24 Jan 2016

Surviving the scary summer silly season stories

From Mediawatch, 9:12 am on 24 January 2016

In the absence of much hard news - or sharks - this summer, scary stories about the hazards all around us bulked up the bulletins. Vegans and animals were in the frame, and there was even a startling outbreak of anthropomorphism across the ditch. 

Car crashes, drownings and boating mishaps are standard headline fare during the holiday period, and the dangers of the roads and the water are well known. But with little else making headlines, it seemed like the media were trying to make a story out of any hazard they could find post-Christmas. 

Just before the New Year, 3 News reacted to a Californian's fatal fall over a cliff with an anguished report on the risks of cellphone distraction, complete with a vox-pop from a girl who "walked into a pole once" doing the same thing. 

But you didn't even have to leave home to risk death. 3 News also found a man in fear of "a killer tree" at home. The protected pine was "constantly trying to kill him," said 3 News, with "pinecones the size of pineapples".  

PItcure of "killer tree" and pineapple-size pinecones on 3 News.

Look out behind you. The "killer tree" and pineapple-size pinecones on 3 News. Photo: screenshot

3 News on the 29 December was the most hazardous yet. It had boulders, damp houses and foreign tourists posing dangers. There were also animals potentially at risk of cruelty at a rodeo. The organiser told Radio Live the Warkworth rodeo was actually safe as houses  . . . at the very moment a truck pulled down the power lines. Live radio at its best. 

The shadow of the bomb

The weather washed out the Warkworth rodeo in the end, but one week later a new threat bigger than gale force northerlies came from North Korea.

While experts debated whether the hermit state really had exploded a bomb as it claimed, the fact it had no means to deliver such a bomb anywhere near New Zealand didn't dissuade The New Zealand Herald from running this:

Screenshot of New Zealand Herald headline: "If North Korea dropped its H-bomb on Auckland, this is what would happen"

Be afraid . . . Photo: screenshot

A chilling screenshot below came from a handy website called Nukemap, which makes mapping a nuclear disaster where you live oh so easy.

"Drag the marker to wherever you'd like to target - and enter a yield in kilotons. You can also set other options like the height of the airburst," the site cheerily says.  
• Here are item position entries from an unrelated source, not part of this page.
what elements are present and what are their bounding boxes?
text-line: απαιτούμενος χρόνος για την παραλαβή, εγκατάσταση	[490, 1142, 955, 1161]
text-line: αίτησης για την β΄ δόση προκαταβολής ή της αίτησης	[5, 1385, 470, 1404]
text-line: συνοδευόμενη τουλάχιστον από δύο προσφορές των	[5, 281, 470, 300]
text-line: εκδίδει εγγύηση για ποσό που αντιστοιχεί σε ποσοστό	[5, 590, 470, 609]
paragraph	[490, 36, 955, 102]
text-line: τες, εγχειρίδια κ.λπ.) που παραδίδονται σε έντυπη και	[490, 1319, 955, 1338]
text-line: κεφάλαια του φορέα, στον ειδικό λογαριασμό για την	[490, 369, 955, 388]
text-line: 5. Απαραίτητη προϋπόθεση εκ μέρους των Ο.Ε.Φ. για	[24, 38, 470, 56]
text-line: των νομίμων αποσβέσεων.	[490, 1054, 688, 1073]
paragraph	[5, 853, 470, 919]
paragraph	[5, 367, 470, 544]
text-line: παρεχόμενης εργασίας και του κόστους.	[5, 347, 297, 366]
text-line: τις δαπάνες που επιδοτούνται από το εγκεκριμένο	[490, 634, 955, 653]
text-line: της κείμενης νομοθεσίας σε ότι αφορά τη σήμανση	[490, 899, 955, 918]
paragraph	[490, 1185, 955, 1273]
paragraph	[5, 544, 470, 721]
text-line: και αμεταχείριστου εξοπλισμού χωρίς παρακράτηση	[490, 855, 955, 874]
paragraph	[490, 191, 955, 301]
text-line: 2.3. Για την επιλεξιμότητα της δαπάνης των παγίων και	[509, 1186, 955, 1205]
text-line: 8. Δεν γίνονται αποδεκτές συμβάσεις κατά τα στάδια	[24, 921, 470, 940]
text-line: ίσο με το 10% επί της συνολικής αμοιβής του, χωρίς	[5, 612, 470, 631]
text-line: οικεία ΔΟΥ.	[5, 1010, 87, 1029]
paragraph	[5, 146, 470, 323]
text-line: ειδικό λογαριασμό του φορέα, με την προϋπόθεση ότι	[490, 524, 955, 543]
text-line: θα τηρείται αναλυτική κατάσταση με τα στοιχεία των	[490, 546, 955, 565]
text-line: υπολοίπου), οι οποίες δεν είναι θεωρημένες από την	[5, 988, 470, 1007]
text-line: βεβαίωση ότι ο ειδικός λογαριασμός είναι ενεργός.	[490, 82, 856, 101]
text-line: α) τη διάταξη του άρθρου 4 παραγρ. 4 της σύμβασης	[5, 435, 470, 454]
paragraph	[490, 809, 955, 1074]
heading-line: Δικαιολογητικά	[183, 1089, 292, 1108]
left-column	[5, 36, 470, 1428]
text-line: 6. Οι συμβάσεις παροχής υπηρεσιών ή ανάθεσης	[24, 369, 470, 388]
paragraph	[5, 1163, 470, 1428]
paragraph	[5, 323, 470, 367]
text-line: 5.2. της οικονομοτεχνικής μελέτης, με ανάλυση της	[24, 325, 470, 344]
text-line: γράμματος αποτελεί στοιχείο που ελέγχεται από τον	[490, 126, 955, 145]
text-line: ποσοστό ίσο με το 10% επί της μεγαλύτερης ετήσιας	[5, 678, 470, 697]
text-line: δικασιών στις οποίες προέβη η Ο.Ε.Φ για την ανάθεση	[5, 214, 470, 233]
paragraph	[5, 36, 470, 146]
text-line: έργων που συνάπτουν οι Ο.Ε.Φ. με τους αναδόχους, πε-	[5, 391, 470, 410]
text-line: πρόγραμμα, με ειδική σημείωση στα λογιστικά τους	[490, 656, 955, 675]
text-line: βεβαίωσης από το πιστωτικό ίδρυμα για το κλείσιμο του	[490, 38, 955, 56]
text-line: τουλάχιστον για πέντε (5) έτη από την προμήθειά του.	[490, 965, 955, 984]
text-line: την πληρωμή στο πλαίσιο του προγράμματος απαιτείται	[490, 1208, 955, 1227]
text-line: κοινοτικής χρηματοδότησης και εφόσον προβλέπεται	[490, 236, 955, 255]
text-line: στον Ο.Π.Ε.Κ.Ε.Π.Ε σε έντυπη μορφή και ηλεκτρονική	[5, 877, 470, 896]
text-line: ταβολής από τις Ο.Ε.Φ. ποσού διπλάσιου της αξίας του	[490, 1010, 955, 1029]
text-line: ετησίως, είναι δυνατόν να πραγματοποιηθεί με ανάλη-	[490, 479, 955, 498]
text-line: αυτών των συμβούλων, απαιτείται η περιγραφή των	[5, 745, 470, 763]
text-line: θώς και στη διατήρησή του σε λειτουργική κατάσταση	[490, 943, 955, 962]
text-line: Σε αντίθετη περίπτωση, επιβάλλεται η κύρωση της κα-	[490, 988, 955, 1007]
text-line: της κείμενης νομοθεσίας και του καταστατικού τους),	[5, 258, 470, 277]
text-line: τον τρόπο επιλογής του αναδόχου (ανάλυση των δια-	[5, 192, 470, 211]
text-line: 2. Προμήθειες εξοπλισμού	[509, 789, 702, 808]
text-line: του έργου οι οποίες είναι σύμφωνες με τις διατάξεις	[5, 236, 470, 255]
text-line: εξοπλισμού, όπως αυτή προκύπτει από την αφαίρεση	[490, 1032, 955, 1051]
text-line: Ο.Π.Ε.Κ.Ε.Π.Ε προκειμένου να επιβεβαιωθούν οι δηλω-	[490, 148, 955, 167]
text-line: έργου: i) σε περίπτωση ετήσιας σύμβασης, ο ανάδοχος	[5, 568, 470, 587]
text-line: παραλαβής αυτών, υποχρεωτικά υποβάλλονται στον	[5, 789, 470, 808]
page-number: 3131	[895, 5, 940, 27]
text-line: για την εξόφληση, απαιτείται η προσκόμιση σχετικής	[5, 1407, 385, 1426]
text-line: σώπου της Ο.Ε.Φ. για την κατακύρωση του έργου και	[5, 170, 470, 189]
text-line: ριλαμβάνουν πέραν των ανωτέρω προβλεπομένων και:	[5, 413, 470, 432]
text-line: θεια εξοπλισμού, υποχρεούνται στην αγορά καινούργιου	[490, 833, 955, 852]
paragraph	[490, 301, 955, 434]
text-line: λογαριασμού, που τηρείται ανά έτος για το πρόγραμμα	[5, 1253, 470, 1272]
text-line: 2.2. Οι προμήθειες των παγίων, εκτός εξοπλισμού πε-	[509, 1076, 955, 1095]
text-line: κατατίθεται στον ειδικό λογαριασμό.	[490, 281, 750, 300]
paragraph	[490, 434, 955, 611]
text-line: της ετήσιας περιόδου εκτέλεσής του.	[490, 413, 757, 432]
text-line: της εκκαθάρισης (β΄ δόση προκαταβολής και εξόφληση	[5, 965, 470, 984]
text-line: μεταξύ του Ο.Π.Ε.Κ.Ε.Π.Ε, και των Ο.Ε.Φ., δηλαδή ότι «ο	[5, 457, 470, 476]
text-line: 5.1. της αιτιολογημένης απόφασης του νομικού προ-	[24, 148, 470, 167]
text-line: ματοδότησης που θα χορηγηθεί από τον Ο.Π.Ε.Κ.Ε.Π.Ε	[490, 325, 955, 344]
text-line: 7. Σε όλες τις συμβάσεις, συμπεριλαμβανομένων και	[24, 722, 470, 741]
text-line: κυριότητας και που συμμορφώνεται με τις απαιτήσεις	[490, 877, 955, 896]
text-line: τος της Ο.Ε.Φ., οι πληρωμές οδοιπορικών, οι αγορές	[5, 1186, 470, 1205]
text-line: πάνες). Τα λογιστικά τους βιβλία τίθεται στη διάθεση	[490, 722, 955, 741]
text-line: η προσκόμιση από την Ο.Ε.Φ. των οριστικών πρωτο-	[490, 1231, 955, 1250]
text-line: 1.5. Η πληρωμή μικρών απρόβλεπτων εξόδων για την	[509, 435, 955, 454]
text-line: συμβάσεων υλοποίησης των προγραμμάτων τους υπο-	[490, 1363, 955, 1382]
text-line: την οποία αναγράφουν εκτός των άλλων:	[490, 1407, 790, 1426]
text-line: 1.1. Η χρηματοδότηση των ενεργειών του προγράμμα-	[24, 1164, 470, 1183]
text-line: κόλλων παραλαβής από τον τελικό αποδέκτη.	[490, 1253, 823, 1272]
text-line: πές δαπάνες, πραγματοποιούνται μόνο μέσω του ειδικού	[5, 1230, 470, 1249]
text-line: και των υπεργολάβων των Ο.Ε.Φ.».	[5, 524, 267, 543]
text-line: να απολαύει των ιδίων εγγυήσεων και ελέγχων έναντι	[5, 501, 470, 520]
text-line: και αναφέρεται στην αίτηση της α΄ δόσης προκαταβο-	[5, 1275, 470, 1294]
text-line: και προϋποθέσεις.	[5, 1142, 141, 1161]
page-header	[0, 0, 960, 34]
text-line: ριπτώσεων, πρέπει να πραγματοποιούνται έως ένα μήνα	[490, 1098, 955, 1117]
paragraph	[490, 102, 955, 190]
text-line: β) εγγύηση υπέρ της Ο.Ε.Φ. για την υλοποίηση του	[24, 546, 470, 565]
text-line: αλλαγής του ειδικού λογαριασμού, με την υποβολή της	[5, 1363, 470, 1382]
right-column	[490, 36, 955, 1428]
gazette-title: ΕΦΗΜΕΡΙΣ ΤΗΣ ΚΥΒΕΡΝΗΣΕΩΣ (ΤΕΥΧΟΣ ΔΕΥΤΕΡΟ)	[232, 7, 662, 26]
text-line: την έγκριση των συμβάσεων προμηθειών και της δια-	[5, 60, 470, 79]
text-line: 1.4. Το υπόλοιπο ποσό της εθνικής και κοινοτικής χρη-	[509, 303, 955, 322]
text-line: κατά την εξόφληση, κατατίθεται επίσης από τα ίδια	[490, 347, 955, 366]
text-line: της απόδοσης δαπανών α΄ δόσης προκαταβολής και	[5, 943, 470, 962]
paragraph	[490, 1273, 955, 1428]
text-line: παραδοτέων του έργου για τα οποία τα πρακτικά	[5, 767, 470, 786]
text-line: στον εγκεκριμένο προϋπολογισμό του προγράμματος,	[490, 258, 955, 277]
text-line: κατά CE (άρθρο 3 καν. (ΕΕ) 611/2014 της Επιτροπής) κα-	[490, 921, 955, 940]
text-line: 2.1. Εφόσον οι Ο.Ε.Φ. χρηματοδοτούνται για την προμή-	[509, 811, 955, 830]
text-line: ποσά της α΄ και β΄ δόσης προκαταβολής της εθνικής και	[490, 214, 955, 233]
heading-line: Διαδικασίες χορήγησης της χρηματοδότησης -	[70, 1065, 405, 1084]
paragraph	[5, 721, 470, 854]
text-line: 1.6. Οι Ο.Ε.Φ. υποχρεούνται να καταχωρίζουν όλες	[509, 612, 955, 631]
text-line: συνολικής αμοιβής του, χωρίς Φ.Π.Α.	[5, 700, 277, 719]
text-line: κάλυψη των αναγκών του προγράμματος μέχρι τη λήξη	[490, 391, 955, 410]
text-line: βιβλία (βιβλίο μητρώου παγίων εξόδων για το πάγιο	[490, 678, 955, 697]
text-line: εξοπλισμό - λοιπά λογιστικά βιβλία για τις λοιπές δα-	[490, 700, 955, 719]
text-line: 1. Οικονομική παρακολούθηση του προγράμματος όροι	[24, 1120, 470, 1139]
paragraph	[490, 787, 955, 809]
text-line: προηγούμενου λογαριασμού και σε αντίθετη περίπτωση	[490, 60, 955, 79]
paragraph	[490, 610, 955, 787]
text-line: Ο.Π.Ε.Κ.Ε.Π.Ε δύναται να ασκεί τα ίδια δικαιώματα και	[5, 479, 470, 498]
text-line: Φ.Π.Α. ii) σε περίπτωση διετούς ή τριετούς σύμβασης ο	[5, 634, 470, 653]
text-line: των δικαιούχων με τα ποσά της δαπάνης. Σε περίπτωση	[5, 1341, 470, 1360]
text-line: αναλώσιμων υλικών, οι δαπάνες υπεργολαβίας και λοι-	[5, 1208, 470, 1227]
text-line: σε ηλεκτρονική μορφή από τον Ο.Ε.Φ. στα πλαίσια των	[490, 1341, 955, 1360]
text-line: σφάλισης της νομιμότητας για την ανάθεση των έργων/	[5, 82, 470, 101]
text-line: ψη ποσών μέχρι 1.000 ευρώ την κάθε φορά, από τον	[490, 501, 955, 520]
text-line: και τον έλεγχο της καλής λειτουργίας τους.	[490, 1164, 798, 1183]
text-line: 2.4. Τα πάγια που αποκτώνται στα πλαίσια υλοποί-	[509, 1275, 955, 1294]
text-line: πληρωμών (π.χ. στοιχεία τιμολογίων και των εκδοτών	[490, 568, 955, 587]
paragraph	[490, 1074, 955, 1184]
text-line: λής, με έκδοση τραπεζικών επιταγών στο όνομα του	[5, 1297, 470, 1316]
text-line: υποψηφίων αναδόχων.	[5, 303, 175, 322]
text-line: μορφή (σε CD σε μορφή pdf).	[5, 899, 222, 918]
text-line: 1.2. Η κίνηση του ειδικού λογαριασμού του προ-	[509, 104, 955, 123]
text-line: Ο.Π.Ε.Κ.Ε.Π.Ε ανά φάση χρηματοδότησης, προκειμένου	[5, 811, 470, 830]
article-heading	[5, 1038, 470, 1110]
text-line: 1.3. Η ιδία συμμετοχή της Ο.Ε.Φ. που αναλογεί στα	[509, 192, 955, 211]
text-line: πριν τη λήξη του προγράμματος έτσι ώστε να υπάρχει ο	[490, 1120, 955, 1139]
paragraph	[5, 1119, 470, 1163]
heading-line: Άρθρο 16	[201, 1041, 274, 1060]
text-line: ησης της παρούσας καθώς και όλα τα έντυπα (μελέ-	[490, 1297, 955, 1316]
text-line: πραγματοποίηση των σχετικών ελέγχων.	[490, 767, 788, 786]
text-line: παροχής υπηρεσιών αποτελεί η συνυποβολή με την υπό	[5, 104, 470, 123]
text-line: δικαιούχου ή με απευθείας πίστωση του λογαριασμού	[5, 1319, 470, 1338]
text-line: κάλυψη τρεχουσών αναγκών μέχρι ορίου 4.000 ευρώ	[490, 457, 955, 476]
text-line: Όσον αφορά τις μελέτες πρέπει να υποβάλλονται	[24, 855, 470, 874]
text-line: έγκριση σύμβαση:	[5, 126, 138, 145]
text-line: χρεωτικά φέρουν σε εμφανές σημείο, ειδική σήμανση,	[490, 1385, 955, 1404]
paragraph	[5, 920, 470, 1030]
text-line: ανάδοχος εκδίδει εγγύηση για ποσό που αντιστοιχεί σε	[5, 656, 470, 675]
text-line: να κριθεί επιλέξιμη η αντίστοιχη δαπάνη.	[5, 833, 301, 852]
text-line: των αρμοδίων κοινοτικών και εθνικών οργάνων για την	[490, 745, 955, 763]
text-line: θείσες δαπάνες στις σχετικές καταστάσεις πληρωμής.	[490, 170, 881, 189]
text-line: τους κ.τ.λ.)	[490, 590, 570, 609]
screenshot of Nukemap website's map of Auckland hit by bomb

Nukemap targetting Auckland Photo: screenshot

The Nukemap site proudly boasts "65 million detonations and counting" since 2012, and its traffic is up ten-fold since those reports of the disputed detonation in North Korea. 

Vegans under fire

Good news turned sour for vegans when Z Energy's new petrol station pie turned out to have ground feathers in the pastry, while an ad for Aussie lamb which showed a vegan's flat being aggressively torched by commandos became the most-complained-about commercial in Australian history. 

screenshot pf controversial Aussie lamb ad featuring vegan victimisation

Controversial Aussie lamb ad featuring vegan victimisation Photo: screenshot

The Advertising Standards Bureau across the Tasman eventually ruled advertisers were allowed to use humour and dubious taste in tandem. But if Australia is ambivalent about vegan welfare, the media there went dewy-eyed last week over photos of what appeared to be a “grieving male kangaroo grasping on to the dying mother of a nearby joey”. 

The front page of the Brisbane Courier Mail

More to this picture than meets the eye Photo: screenshot

Australia Museum's mammologist Dr Mark Eldridge saw the picture differently.

The male is clearly highly stressed and agitated, his forearms are very wet from him licking himself to cool down. He is also sexually aroused. This is a male trying to get a female to stand up so he can mate with her.

A veterinary pathologist told Guardian Australia the male may even have killed the female while doing so, and condemned what he called “naïve anthropomorphsim” in the media. 

Most of the Australian media took no notice, but Tom Elliot on Melbourne radio station 3AW asked Dr Eldridge to explain on air.

"Part of courtship behaviour is often to try and coax the female into being more amenable. The male is probably confused about why she's not responding," he told Tom Eliot. 

"Yes. Well we've all been there, haven't we," Tom Eliot replied . . . followed by several seconds of silence in which he wished he hadn't.